In honor of the Happy Sport's 25th anniversary in 2018, Chopard gave the collection its very own in-house caliber: the 09.01-C with a 42-hour power reserve. This automatic movement currently ticks away inside the Happy Sport Oval Automatic and some 30-mm models. The oval edition is available in rose or white gold and comes with either a polished or gem-set bezel. Plan on spending between 11,500 and 19,500 USD for one of these timepieces. The round version is slightly less expensive. The two-tone model with a shimmering pink mother-of-pearl dial costs around 6,600 USD. Watches with a rose gold case demand about 9,800 USD. Finally, stainless steel timepieces with a diamond-covered bezel sell for almost 11,000 USD.

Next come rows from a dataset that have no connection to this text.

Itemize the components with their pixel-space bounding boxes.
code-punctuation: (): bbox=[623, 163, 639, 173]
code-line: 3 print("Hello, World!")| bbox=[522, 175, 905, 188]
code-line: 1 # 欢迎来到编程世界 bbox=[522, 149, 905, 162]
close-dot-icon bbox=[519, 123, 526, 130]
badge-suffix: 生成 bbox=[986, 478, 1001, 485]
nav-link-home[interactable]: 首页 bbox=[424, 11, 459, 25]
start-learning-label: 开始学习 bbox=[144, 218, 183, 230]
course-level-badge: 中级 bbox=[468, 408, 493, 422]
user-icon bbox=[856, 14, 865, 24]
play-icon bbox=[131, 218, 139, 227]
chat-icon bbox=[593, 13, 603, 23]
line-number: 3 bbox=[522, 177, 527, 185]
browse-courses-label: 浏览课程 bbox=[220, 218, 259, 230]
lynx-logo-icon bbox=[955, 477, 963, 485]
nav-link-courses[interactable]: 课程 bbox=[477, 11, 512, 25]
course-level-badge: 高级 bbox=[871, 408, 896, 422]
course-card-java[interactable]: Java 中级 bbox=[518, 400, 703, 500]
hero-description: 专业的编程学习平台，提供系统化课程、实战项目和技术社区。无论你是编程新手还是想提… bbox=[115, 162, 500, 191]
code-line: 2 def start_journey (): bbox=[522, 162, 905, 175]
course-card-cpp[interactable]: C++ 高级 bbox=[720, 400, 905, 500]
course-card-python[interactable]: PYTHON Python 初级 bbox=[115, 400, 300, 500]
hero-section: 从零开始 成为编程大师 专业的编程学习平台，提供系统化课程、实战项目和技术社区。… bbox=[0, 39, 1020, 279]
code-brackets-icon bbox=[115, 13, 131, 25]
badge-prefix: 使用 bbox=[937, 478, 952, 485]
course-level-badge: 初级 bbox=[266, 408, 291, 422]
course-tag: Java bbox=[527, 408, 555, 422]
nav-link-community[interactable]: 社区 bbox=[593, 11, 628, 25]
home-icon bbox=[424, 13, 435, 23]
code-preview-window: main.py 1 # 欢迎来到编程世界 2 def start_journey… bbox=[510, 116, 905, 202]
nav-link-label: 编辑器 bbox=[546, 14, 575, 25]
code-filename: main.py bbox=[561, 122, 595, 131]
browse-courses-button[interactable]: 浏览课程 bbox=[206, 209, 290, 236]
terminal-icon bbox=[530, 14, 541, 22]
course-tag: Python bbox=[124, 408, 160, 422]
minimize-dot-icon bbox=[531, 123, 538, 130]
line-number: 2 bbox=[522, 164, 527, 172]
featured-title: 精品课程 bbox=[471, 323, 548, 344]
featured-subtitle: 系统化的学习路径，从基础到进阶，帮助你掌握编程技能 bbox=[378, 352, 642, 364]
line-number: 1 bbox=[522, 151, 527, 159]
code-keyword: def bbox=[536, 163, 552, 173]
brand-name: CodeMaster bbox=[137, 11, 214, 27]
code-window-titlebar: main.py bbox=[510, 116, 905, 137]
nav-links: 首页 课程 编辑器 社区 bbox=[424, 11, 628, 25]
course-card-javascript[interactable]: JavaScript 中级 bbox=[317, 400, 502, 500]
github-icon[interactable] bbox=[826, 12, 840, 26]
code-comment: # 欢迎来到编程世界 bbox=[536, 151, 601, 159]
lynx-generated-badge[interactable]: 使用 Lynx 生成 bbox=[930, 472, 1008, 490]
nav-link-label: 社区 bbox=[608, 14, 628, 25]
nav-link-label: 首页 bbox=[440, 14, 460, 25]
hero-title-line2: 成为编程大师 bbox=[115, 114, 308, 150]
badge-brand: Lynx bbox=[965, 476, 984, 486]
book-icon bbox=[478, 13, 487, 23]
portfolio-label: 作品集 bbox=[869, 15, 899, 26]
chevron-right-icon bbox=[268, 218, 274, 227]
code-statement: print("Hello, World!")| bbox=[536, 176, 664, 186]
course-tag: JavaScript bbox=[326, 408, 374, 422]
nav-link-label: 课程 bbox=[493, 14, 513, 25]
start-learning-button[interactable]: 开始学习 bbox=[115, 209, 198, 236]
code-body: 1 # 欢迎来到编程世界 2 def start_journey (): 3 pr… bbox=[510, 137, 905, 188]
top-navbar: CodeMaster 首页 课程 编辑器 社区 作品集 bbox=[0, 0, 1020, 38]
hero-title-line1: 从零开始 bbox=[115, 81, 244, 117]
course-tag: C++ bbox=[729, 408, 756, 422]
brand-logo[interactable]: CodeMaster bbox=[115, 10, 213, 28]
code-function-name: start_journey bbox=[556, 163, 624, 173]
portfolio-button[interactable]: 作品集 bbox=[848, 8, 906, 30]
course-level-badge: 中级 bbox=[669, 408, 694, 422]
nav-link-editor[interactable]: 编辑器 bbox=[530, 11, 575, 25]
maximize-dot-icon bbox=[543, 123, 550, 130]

Some Happy Sport models feature more than just diamonds floating above their dial. The automatic Happy Stars in stainless steel boasts diamond-studded stars, a white gold moon, and a rose gold sun, all atop a blue guilloché dial. This timepiece costs around 5,800 USD. Then there's the nautically themed Happy Fish with diamonds and a golden fish swimming on a turquoise-blue dial. You can purchase this watch for roughly 6,800 USD. Last but not least is the Happy Snowflake. As its name implies, it features small snowflakes made of white gold and diamonds. The current edition comes in stainless steel and has an automatic caliber, shimmering blue mother-of-pearl dial, and a diamond-encrusted bezel. It changes hands for about 18,000 USD. Previous models have a quartz movement. Prices for well-maintained timepieces sit between 2,200 and 6,800 USD.
The Happy Sport Tourbillon Joaillerie is particularly refined. Its 42-mm white gold case and dial are completely covered in diamonds. Of course, the highlight is its tourbillon, which peeks through a cutout in the dial at 6 o'clock. It's part of the in-house L.U.C caliber 02.16-L. This COSC-certified movement bears the Geneva seal and has a staggering 216-hour power reserve thanks to its overlapping double barrels. You can view this stunning manual movement through the sapphire glass case back. However, all this luxury has its price: namely, 447,000 USD.
The Happy Ocean is a proper diving watch. Its 40-mm stainless steel case is water resistant to 300 m (30 bar, 984 ft) thanks to its screw-down crown. It also features a unidirectional diving bezel. This is the Happy Sport collection's only timepiece to feature luminous hands and indices. The in-house caliber 01.01-C provides this watch with its precise timekeeping and 60-hour power reserve. It also has a date display at 4:30.
Set aside around 5,900 USD for a new Happy Ocean on a navy blue or raspberry rubber strap. Prices for pre-owned models begin around 4,800 USD.